少し難しく感じるかもしれませんが、現場でこそ得られる力です。
思い出すことから始める|復習ハードルを下げよう
人間は1日経つと学んだことの約7割を忘れると言われます。だから復習が大事
…とはいえ、実習中は毎日ヘトヘトでそんな余裕ないですよね(笑)
そんな時は「思い出すだけ」でOK。帰り道やお風呂の中でいいので、
・関わった患者さんは何を言ってた?
・薬剤師に何を教えてもらった?
を思い返してみましょう。
“復習しなきゃ…”ではなく、“思い出をなぞる”つもりでやると気楽に続けられます。
さらに、思い出す中で「わからなかったこと」が出てきたら、
それをメモだけでもしておくと◎。
調べる元気がある時にまとめて調べればいいのです。
ちなみに、私が関わった実習生には、 毎朝こう聞いてました。
「ねえ、昨日勉強した内容、教えて?(ニコッ)」
……え?やだなあ。かけてませんよ?圧なんか(笑)
実習を楽しいに変える考え方|「できない」は伸びしろ

ここまで、薬局実習中の勉強法や知識の捉え方について解説してきました。
正直なところ、知識不足に悩むと「自分は向いてないんじゃないか」と感じてしまう
人もいます。でも、それはまだ“楽しさ”を見つけられていないだけかもしれません。
最後に、「知識が足りない自分でも、実習を楽しく感じられる方法はあるのか?」
という問いに向けて、少しだけ視点を変えてみましょう。
人が楽しいと感じる5つの感情|自己理解を深めよう
仕事や勉強において、人が「楽しい」と実感する瞬間は概ね以下の5つの感情に集約されます。

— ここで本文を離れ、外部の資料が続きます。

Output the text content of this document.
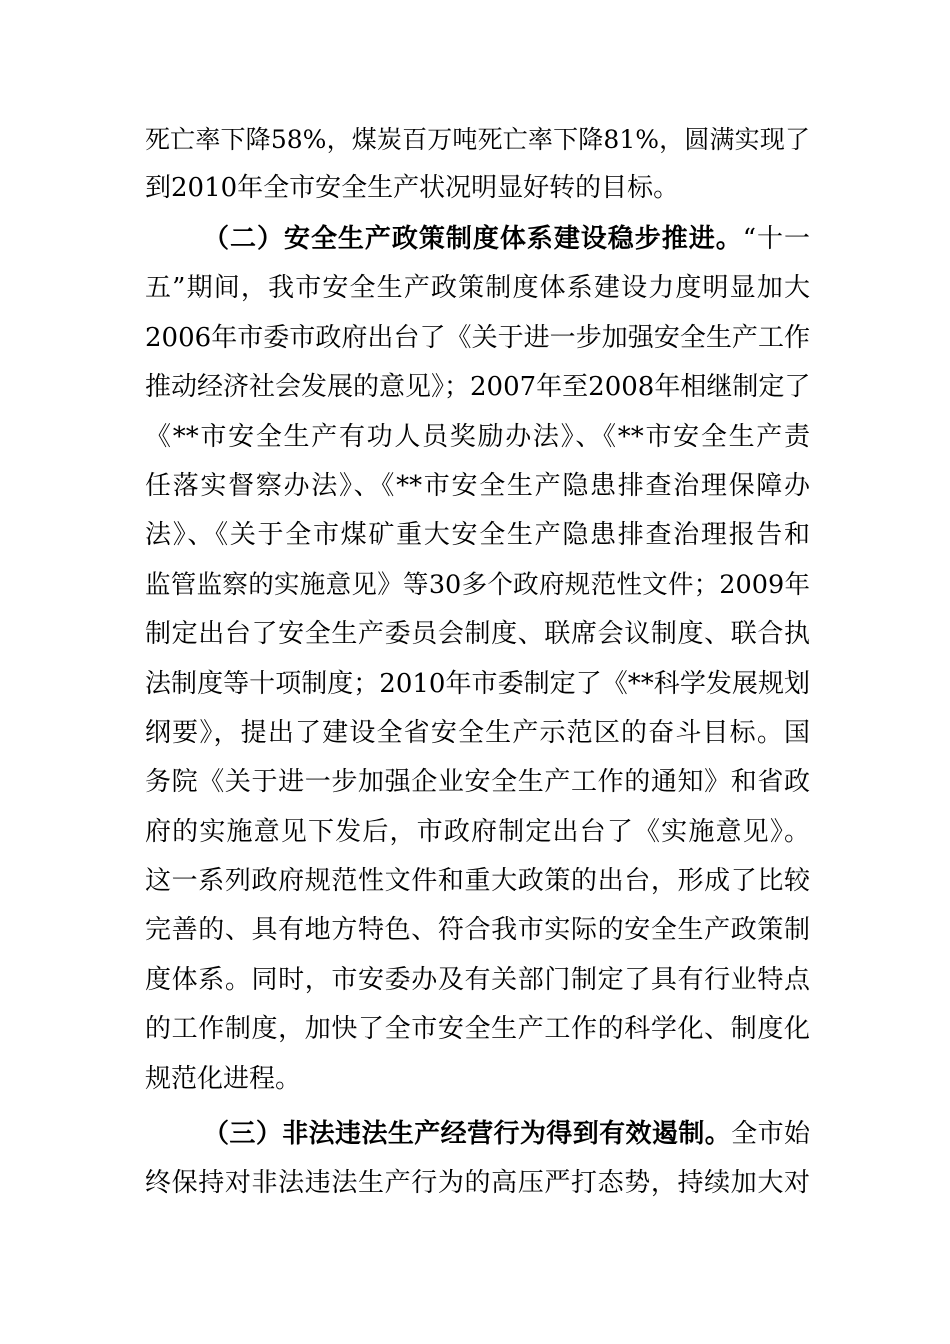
死亡率下降58%，煤炭百万吨死亡率下降81%，圆满实现了
到2010年全市安全生产状况明显好转的目标。
（二）安全生产政策制度体系建设稳步推进。“十一
五”期间，我市安全生产政策制度体系建设力度明显加大
2006年市委市政府出台了《关于进一步加强安全生产工作
推动经济社会发展的意见》；2007年至2008年相继制定了
《**市安全生产有功人员奖励办法》、《**市安全生产责
任落实督察办法》、《**市安全生产隐患排查治理保障办
法》、《关于全市煤矿重大安全生产隐患排查治理报告和
监管监察的实施意见》等30多个政府规范性文件；2009年
制定出台了安全生产委员会制度、联席会议制度、联合执
法制度等十项制度；2010年市委制定了《**科学发展规划
纲要》，提出了建设全省安全生产示范区的奋斗目标。国
务院《关于进一步加强企业安全生产工作的通知》和省政
府的实施意见下发后，市政府制定出台了《实施意见》。
这一系列政府规范性文件和重大政策的出台，形成了比较
完善的、具有地方特色、符合我市实际的安全生产政策制
度体系。同时，市安委办及有关部门制定了具有行业特点
的工作制度，加快了全市安全生产工作的科学化、制度化
规范化进程。
（三）非法违法生产经营行为得到有效遏制。全市始
终保持对非法违法生产行为的高压严打态势，持续加大对
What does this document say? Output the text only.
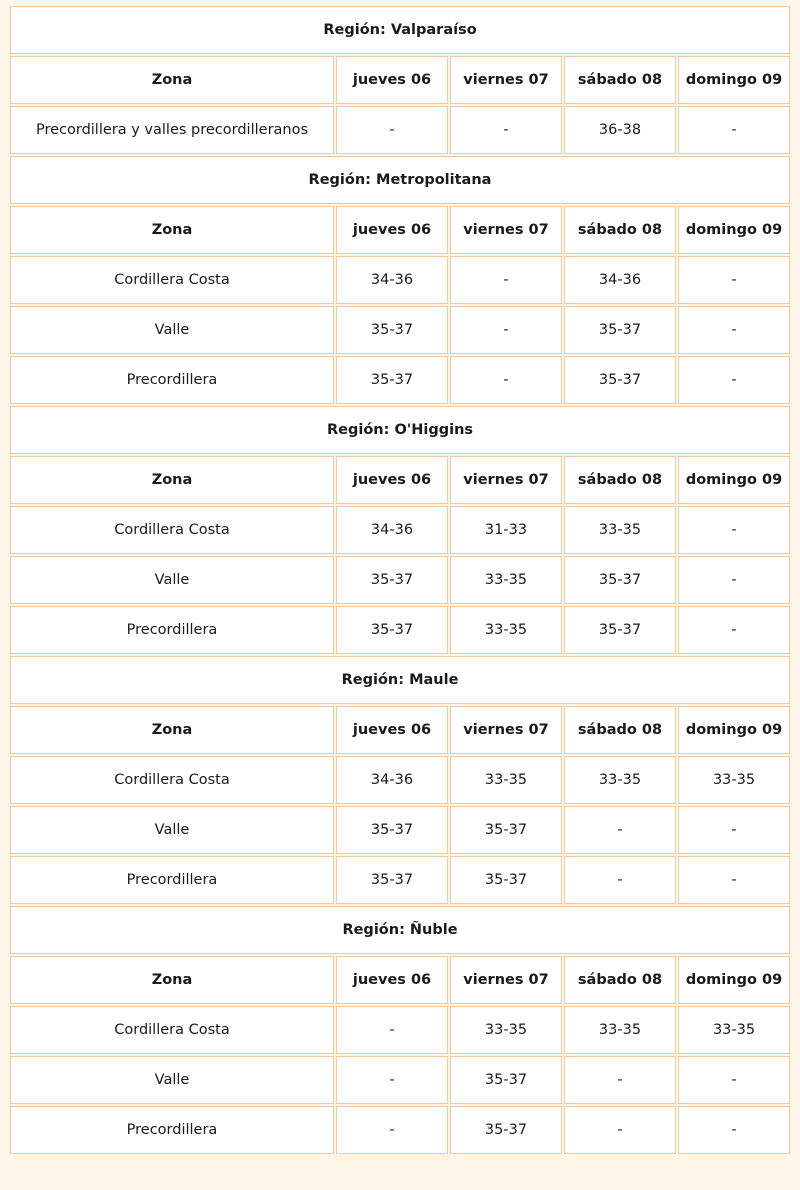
Región: Valparaíso				
Zona	jueves 06	viernes 07	sábado 08	domingo 09
Precordillera y valles precordilleranos	-	-	36-38	-
Región: Metropolitana				
Zona	jueves 06	viernes 07	sábado 08	domingo 09
Cordillera Costa	34-36	-	34-36	-
Valle	35-37	-	35-37	-
Precordillera	35-37	-	35-37	-
Región: O'Higgins				
Zona	jueves 06	viernes 07	sábado 08	domingo 09
Cordillera Costa	34-36	31-33	33-35	-
Valle	35-37	33-35	35-37	-
Precordillera	35-37	33-35	35-37	-
Región: Maule				
Zona	jueves 06	viernes 07	sábado 08	domingo 09
Cordillera Costa	34-36	33-35	33-35	33-35
Valle	35-37	35-37	-	-
Precordillera	35-37	35-37	-	-
Región: Ñuble				
Zona	jueves 06	viernes 07	sábado 08	domingo 09
Cordillera Costa	-	33-35	33-35	33-35
Valle	-	35-37	-	-
Precordillera	-	35-37	-	-
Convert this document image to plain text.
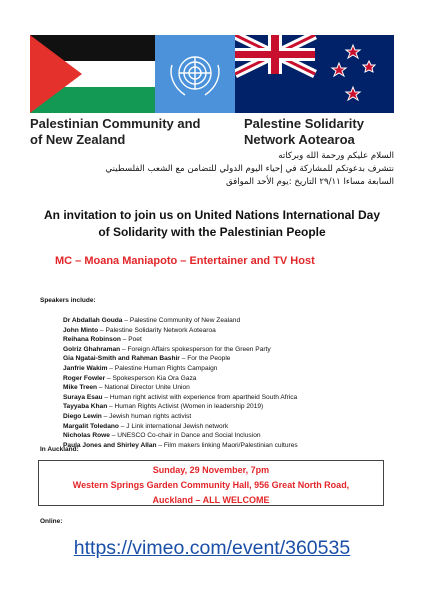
Palestinian Community and
of New Zealand
Palestine Solidarity
Network Aotearoa
السلام عليكم ورحمة الله وبركاته
نتشرف بدعوتكم للمشاركة في إحياء اليوم الدولي للتضامن مع الشعب الفلسطيني
السابعة مساءا ٢٩/١١ التاريخ :يوم الأحد الموافق
An invitation to join us on United Nations International Day
of Solidarity with the Palestinian People
MC – Moana Maniapoto – Entertainer and TV Host
Speakers include:
Dr Abdallah Gouda – Palestine Community of New Zealand
John Minto – Palestine Solidarity Network Aotearoa
Reihana Robinson – Poet
Golriz Ghahraman – Foreign Affairs spokesperson for the Green Party
Gia Ngatai-Smith and Rahman Bashir – For the People
Janfrie Wakim – Palestine Human Rights Campaign
Roger Fowler – Spokesperson Kia Ora Gaza
Mike Treen – National Director Unite Union
Suraya Esau – Human right activist with experience from apartheid South Africa
Tayyaba Khan – Human Rights Activist (Women in leadership 2019)
Diego Lewin – Jewish human rights activist
Margalit Toledano – J Link international Jewish network
Nicholas Rowe – UNESCO Co-chair in Dance and Social Inclusion
Paula Jones and Shirley Allan – Film makers linking Maori/Palestinian cultures
In Auckland:
Sunday, 29 November, 7pm
Western Springs Garden Community Hall, 956 Great North Road,
Auckland – ALL WELCOME
Online:
https://vimeo.com/event/360535
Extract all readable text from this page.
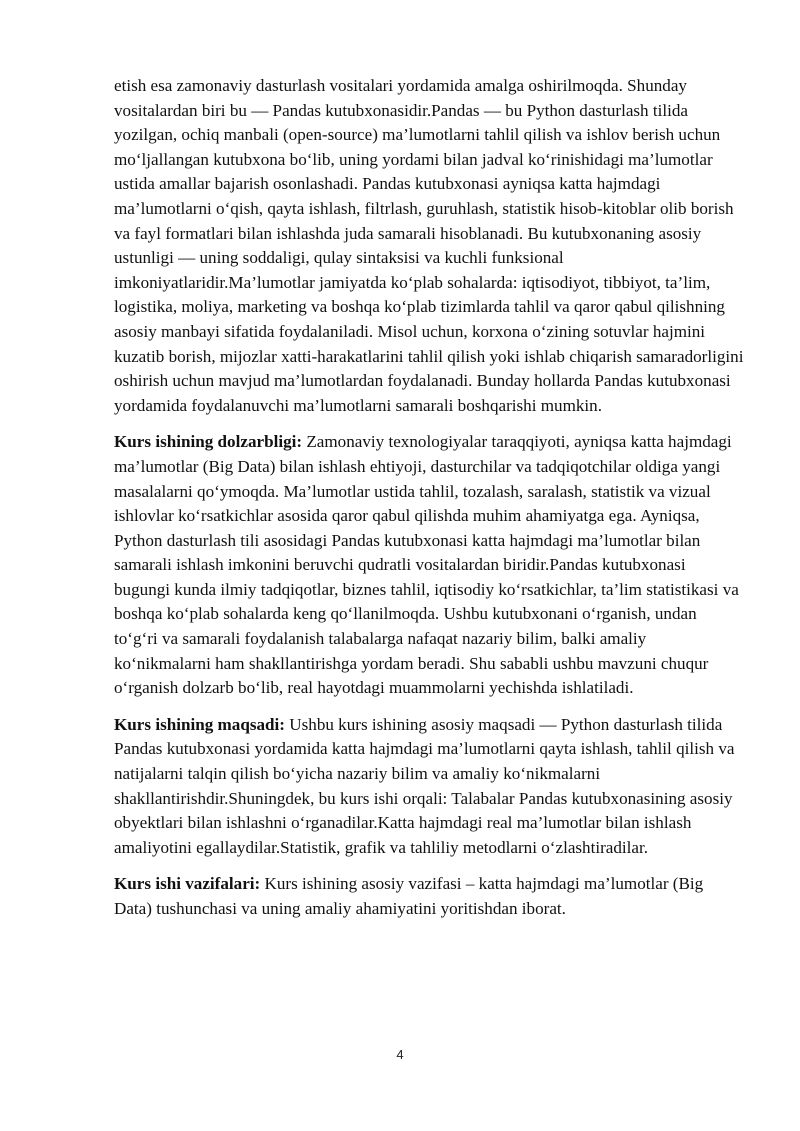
etish esa zamonaviy dasturlash vositalari yordamida amalga oshirilmoqda. Shunday vositalardan biri bu — Pandas kutubxonasidir.Pandas — bu Python dasturlash tilida yozilgan, ochiq manbali (open-source) ma’lumotlarni tahlil qilish va ishlov berish uchun mo‘ljallangan kutubxona bo‘lib, uning yordami bilan jadval ko‘rinishidagi ma’lumotlar ustida amallar bajarish osonlashadi. Pandas kutubxonasi ayniqsa katta hajmdagi ma’lumotlarni o‘qish, qayta ishlash, filtrlash, guruhlash, statistik hisob-kitoblar olib borish va fayl formatlari bilan ishlashda juda samarali hisoblanadi. Bu kutubxonaning asosiy ustunligi — uning soddaligi, qulay sintaksisi va kuchli funksional imkoniyatlaridir.Ma’lumotlar jamiyatda ko‘plab sohalarda: iqtisodiyot, tibbiyot, ta’lim, logistika, moliya, marketing va boshqa ko‘plab tizimlarda tahlil va qaror qabul qilishning asosiy manbayi sifatida foydalaniladi. Misol uchun, korxona o‘zining sotuvlar hajmini kuzatib borish, mijozlar xatti-harakatlarini tahlil qilish yoki ishlab chiqarish samaradorligini oshirish uchun mavjud ma’lumotlardan foydalanadi. Bunday hollarda Pandas kutubxonasi yordamida foydalanuvchi ma’lumotlarni samarali boshqarishi mumkin.

Kurs ishining dolzarbligi: Zamonaviy texnologiyalar taraqqiyoti, ayniqsa katta hajmdagi ma’lumotlar (Big Data) bilan ishlash ehtiyoji, dasturchilar va tadqiqotchilar oldiga yangi masalalarni qo‘ymoqda. Ma’lumotlar ustida tahlil, tozalash, saralash, statistik va vizual ishlovlar ko‘rsatkichlar asosida qaror qabul qilishda muhim ahamiyatga ega. Ayniqsa, Python dasturlash tili asosidagi Pandas kutubxonasi katta hajmdagi ma’lumotlar bilan samarali ishlash imkonini beruvchi qudratli vositalardan biridir.Pandas kutubxonasi bugungi kunda ilmiy tadqiqotlar, biznes tahlil, iqtisodiy ko‘rsatkichlar, ta’lim statistikasi va boshqa ko‘plab sohalarda keng qo‘llanilmoqda. Ushbu kutubxonani o‘rganish, undan to‘g‘ri va samarali foydalanish talabalarga nafaqat nazariy bilim, balki amaliy ko‘nikmalarni ham shakllantirishga yordam beradi. Shu sababli ushbu mavzuni chuqur o‘rganish dolzarb bo‘lib, real hayotdagi muammolarni yechishda ishlatiladi.

Kurs ishining maqsadi: Ushbu kurs ishining asosiy maqsadi — Python dasturlash tilida Pandas kutubxonasi yordamida katta hajmdagi ma’lumotlarni qayta ishlash, tahlil qilish va natijalarni talqin qilish bo‘yicha nazariy bilim va amaliy ko‘nikmalarni shakllantirishdir.Shuningdek, bu kurs ishi orqali: Talabalar Pandas kutubxonasining asosiy obyektlari bilan ishlashni o‘rganadilar.Katta hajmdagi real ma’lumotlar bilan ishlash amaliyotini egallaydilar.Statistik, grafik va tahliliy metodlarni o‘zlashtiradilar.

Kurs ishi vazifalari: Kurs ishining asosiy vazifasi – katta hajmdagi ma’lumotlar (Big Data) tushunchasi va uning amaliy ahamiyatini yoritishdan iborat.

4
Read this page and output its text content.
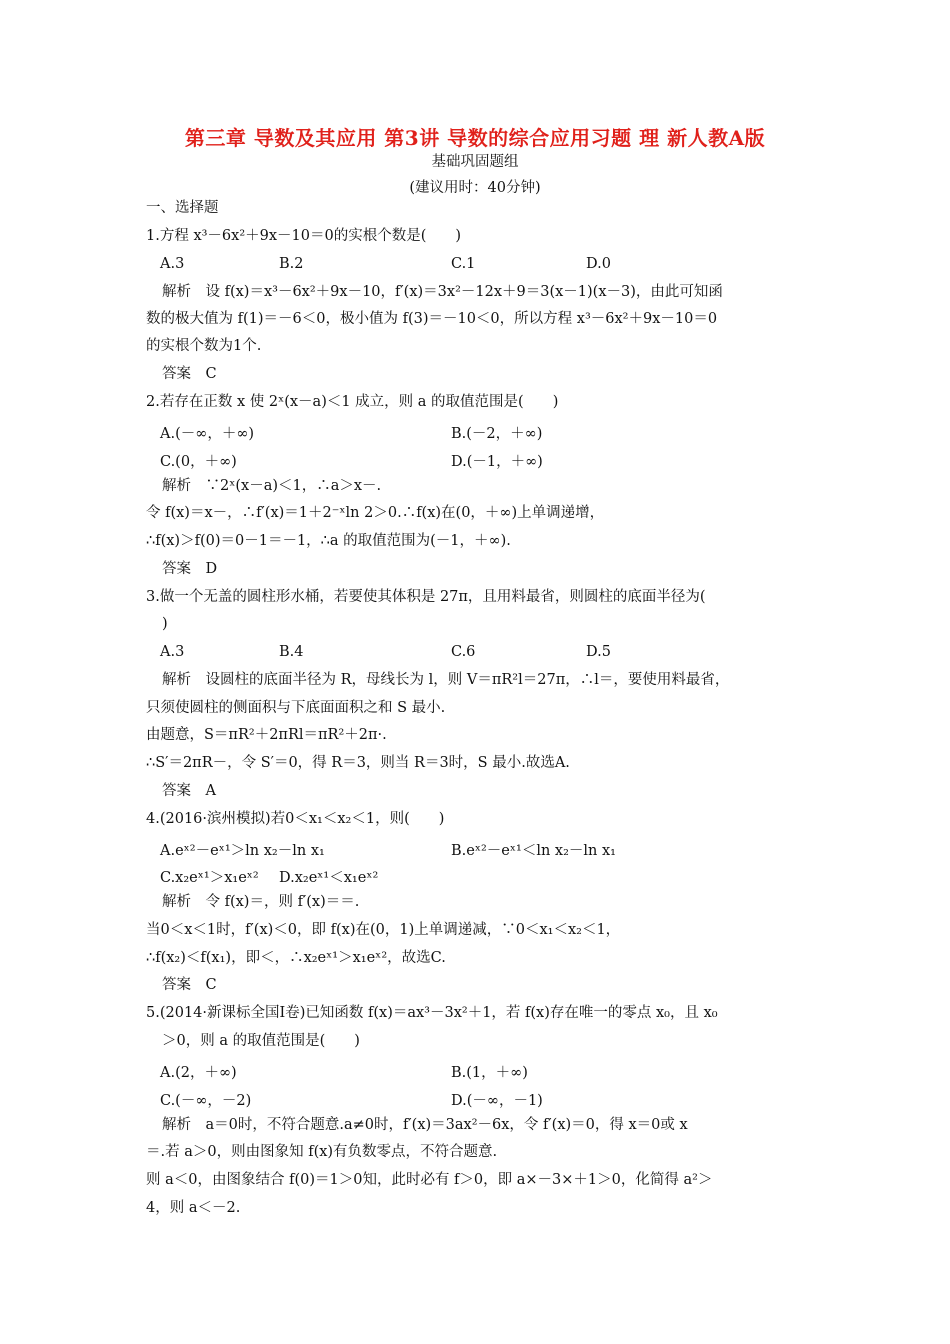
第三章 导数及其应用 第3讲 导数的综合应用习题 理 新人教A版
基础巩固题组
(建议用时：40分钟)
一、选择题
1.方程 x³－6x²＋9x－10＝0的实根个数是(　　)
A.3	B.2	C.1	D.0
解析　设 f(x)＝x³－6x²＋9x－10，f′(x)＝3x²－12x＋9＝3(x－1)(x－3)，由此可知函
数的极大值为 f(1)＝－6＜0，极小值为 f(3)＝－10＜0，所以方程 x³－6x²＋9x－10＝0
的实根个数为1个.
答案　C
2.若存在正数 x 使 2ˣ(x－a)＜1 成立，则 a 的取值范围是(　　)
A.(－∞，＋∞)	B.(－2，＋∞)
C.(0，＋∞)	D.(－1，＋∞)
解析　∵2ˣ(x－a)＜1，∴a＞x－.
令 f(x)＝x－，∴f′(x)＝1＋2⁻ˣln 2＞0.∴f(x)在(0，＋∞)上单调递增，
∴f(x)＞f(0)＝0－1＝－1，∴a 的取值范围为(－1，＋∞).
答案　D
3.做一个无盖的圆柱形水桶，若要使其体积是 27π，且用料最省，则圆柱的底面半径为(
)
A.3	B.4	C.6	D.5
解析　设圆柱的底面半径为 R，母线长为 l，则 V＝πR²l＝27π，∴l＝，要使用料最省，
只须使圆柱的侧面积与下底面面积之和 S 最小.
由题意，S＝πR²＋2πRl＝πR²＋2π·.
∴S′＝2πR－，令 S′＝0，得 R＝3，则当 R＝3时，S 最小.故选A.
答案　A
4.(2016·滨州模拟)若0＜x₁＜x₂＜1，则(　　)
A.eˣ²－eˣ¹＞ln x₂－ln x₁	B.eˣ²－eˣ¹＜ln x₂－ln x₁
C.x₂eˣ¹＞x₁eˣ² D.x₂eˣ¹＜x₁eˣ²
解析　令 f(x)＝，则 f′(x)＝＝.
当0＜x＜1时，f′(x)＜0，即 f(x)在(0，1)上单调递减，∵0＜x₁＜x₂＜1，
∴f(x₂)＜f(x₁)，即＜，∴x₂eˣ¹＞x₁eˣ²，故选C.
答案　C
5.(2014·新课标全国Ⅰ卷)已知函数 f(x)＝ax³－3x²＋1，若 f(x)存在唯一的零点 x₀，且 x₀
＞0，则 a 的取值范围是(　　)
A.(2，＋∞)	B.(1，＋∞)
C.(－∞，－2)	D.(－∞，－1)
解析　a＝0时，不符合题意.a≠0时，f′(x)＝3ax²－6x，令 f′(x)＝0，得 x＝0或 x
＝.若 a＞0，则由图象知 f(x)有负数零点，不符合题意.
则 a＜0，由图象结合 f(0)＝1＞0知，此时必有 f＞0，即 a×－3×＋1＞0，化简得 a²＞
4，则 a＜－2.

・できなかったことができるようになったことを実感したとき(成長実感)
・他の人よりも秀でていることが分かった時(優越感)
・顧客や周囲の人から感謝されたとき(承認感)
・物事を一段深く理解したとき(洞察感)
これらの感情は、どれが自分にとって最も心地良いかで“楽しい”の感じ方が変わります。
たとえば「達成感」が大事な人は、何か任された時に達成を目指して行動すると楽しいと感じやすく、「承認感」が強い人は患者さんからのありがとうが大きなモチベーションになります。
まずは、自分がどんな時に「楽しい」と感じるのかを思い出してみてください。
それだけでも、実習の中で自分なりの“楽しさ”を見つけるヒントになるはずです。
学生は学ぶ立場|「できるようになる努力」に集中しよう
知識不足で落ち込むのは当然のことです。
でも、ここまで読んでくれたあなたなら、もうわかっているはず。
実習は「できない自分」を責める場ではなく、「できるようになる努力をする場」なのです。
そもそも完璧な知識を持っている学生なんていませんし、私たち薬剤師ですら知らないこと、
調べながら仕事をしていることもたくさんあります。
実力を証明する場所ではなく、“伸びしろ”を見つけて磨く場なんです。
ただしひとつ、気をつけたいことがあります。
実習は「受け身でいれば何かを与えてもらえる」ものではありません。
自分から動いて、吸収していくための場です。
これは単なる知識の話ではありません。たとえば、指導者の話を素直に聞く姿勢、
患者さんと良い関係を築こうとする気配り、積極的に関わろうとする勇気。
そういった“人としてのあり方”も、実習の中で少しずつ育っていくのです
とはいえ、実習の環境には運や相性もあるのが事実です。
「誰に当たるか」で体験が大きく変わることもあります。
でも、どんな環境でも「自分の中で楽しさを見つけていく視点」はきっと役に立ちます。
「できない」は、まだ伸びる証拠。
あなたの中に眠っている“楽しいのタネ”を、少しずつ育てていきましょう。
まとめ|実習では知識不足を恐れず成長しよう
以上、実習中の勉強について解説してきました。最後に今回の内容を以下にまとめます。
・「何がわからないか」を明確にし、調べられる力を養うことが次の学びに繋がる。
・経験を言語化することで、知識は“自分だけのストーリー”として脳に定着する。
・1つの薬や1つの症例から、横断的に知識を紐づける勉強法が、現場で役立つ思考力を育てる。
・できないことは“伸びしろ”。自分の成長を楽しむ姿勢が実習の価値を最大化する。
繰り返しになりますが、実習の限られた期間は本当に貴重な経験です。
不安もあるかもしれませんが、それも含めて“学びの一部”。
楽しく学んで糧にして、就活や国家試験、そしてその先の薬剤師人生に活かしていきましょう。
実習中の失敗に悩む人向けの記事も書いてます。
他の実習生の事例も載せているので是非読んでください!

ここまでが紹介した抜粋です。